Стихотворение, определенное Пушкиным как “отрывок”, начинается внезапно (“Октябрь уж наступил...”) и обрывается рядами многоточий. Первые девять строф — это “прозаическая поэзия” (Ю. М. Лотман)3 — ряд прозаически конкретных картин, фиксирующих со всеми живописными и неживописными подробностями смену времен года, состояний природы и состояний человека в ней. Этот ряд картин держится на многочисленных глаголах движения и действия и воспринимается как большой, сложный, детализированный процесс, называемый течением жизни, — но за ним и благодаря ему происходит на пространстве стиха и другой процесс, внутренний и таинственный, — приятие и накопление жизненных впечатлений творческим сознанием поэта. За видимой простотой текста проступает вмещенный в отрывок образ мироустройства с творящим человеком в центре. Фрагмент о временах года разомкнут в масштаб почти вселенский — благодаря вошедшему в стихи движению времени, совпадающему с потоком поэтической речи, и субъект речи осваивает это бесконечное время-пространство бытия, чтобы, вобрав в себя его энергию, породить совсем новый, собственный, поэтический мир. Все движение текста, вся внутренняя динамика “Осени”, с замедлениями и ускорениями жизненного ритма, телеологически устремлены к событию последних строф, в которых набранная жизненная энергия преобразуется в творческий порыв, разложенный Пушкиным на его таинственные составляющие. Событие стиха происходит на наших глазах — внешнее превращается во внутреннее, проза жизни и поэзия жизни претворяются в стройные октавы шестистопного ямба. На границе IX и X строф меняется вектор процесса — уже не внешний мир входит в душу поэта, а его внутренний, пробужденный творческий мир ищет способа воплотиться:
X
И забываю мир — и в сладкой тишине
Я сладко усыплен моим воображеньем,
И пробуждается поэзия во мне:
Душа стесняется лирическим волненьем,
Трепещет и звучит, и ищет, как во сне,
Излиться наконец свободным проявленьем —
И тут ко мне идет незримый рой гостей,
Знакомцы давние, плоды мечты моей.
XI
И мысли в голове волнуются в отваге,
И рифмы легкие навстречу им бегут,
И пальцы просятся к перу, перо к бумаге,
Минута — и стихи свободно потекут.
Так дремлет недвижим корабль в недвижной влаге,
Но чу! матросы вдруг кидаются, ползут
Вверх, вниз — и паруса надулись, ветра полны;
Громада двинулась и рассекает волны.
XII
Плывет. Куда ж нам плыть?...................
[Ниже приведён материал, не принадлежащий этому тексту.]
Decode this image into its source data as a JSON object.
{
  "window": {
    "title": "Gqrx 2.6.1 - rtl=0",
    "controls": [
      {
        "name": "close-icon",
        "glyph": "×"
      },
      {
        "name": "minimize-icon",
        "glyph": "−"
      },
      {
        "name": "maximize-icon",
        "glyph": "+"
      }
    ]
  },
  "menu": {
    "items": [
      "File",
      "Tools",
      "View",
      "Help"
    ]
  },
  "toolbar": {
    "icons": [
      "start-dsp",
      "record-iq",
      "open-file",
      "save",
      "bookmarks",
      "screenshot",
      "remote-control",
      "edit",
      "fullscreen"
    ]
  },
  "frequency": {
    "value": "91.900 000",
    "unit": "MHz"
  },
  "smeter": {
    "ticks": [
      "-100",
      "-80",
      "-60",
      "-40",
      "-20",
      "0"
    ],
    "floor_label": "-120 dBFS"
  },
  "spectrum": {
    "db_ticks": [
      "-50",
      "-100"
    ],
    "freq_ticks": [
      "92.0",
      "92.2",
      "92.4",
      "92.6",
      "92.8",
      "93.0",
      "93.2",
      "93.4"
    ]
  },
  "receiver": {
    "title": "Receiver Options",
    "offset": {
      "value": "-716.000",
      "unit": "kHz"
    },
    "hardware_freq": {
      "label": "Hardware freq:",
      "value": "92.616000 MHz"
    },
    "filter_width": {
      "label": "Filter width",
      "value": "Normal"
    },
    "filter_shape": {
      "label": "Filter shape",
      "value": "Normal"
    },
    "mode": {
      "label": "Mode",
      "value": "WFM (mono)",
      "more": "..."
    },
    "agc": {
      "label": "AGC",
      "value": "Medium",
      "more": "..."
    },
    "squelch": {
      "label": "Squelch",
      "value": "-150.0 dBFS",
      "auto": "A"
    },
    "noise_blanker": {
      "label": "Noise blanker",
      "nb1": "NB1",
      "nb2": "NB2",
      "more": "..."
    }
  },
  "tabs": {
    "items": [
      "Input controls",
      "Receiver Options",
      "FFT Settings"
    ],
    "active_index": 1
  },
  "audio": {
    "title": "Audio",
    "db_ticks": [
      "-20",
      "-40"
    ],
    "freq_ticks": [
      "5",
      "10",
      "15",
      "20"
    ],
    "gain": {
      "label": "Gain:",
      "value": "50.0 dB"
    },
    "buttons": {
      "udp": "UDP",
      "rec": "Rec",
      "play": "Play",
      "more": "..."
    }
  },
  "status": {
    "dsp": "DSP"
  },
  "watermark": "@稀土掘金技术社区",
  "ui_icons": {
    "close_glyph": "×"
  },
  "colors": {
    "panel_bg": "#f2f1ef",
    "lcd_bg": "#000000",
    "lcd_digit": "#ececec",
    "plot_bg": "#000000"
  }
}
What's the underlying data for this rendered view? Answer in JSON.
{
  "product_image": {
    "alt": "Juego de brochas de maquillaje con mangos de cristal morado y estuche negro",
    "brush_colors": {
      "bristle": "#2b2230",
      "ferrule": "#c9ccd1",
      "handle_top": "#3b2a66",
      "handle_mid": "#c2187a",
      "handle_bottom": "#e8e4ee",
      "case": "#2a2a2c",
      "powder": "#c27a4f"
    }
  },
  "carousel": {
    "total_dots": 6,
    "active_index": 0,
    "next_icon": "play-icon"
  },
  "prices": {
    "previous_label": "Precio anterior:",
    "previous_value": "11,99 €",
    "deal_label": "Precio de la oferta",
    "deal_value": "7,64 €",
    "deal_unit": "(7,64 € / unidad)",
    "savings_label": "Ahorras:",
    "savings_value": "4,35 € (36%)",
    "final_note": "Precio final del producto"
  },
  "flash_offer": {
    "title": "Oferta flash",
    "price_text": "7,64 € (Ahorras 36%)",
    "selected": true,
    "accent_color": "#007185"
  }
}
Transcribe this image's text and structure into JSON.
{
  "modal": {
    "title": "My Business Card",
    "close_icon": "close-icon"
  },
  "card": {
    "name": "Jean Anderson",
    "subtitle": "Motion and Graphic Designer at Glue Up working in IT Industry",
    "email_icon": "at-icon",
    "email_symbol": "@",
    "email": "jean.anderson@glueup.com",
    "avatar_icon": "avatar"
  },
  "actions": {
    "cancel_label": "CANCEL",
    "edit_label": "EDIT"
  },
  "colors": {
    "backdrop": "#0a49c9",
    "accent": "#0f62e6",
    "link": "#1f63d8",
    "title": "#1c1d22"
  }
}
................................................
................................................
Из самоанализа, учиненного поэтом, мы попали в само событие творчества, о котором нигде еще с такой полнотой и так откровенно не рассказывал Пушкин, как в “Осени”, — только здесь завеса приоткрыта, тайна явлена. На прозаический аналог последних строф “Осени” указал Н. В. Измайлов — это рассказ о минутах поэтического вдохновения Чарского в “Египетских ночах”: “...Чарский чувствовал то благодатное расположение духа, когда мечтания явственно рисуются перед вами и вы обретаете живые, неожиданные слова для воплощения видений ваших, когда стихи легко ложатся под перо ваше и звучные рифмы бегут навстречу стройной мысли. Чарский погружен был душою в сладостное забвение...”4 Близость прозаического и поэтического текстов только оттеняет уникальность “Осени” как самооткровения творчества — в ней процесс совмещен с его описанием, вдохновение синхронно анализу и событием стиха становится само событие стиха.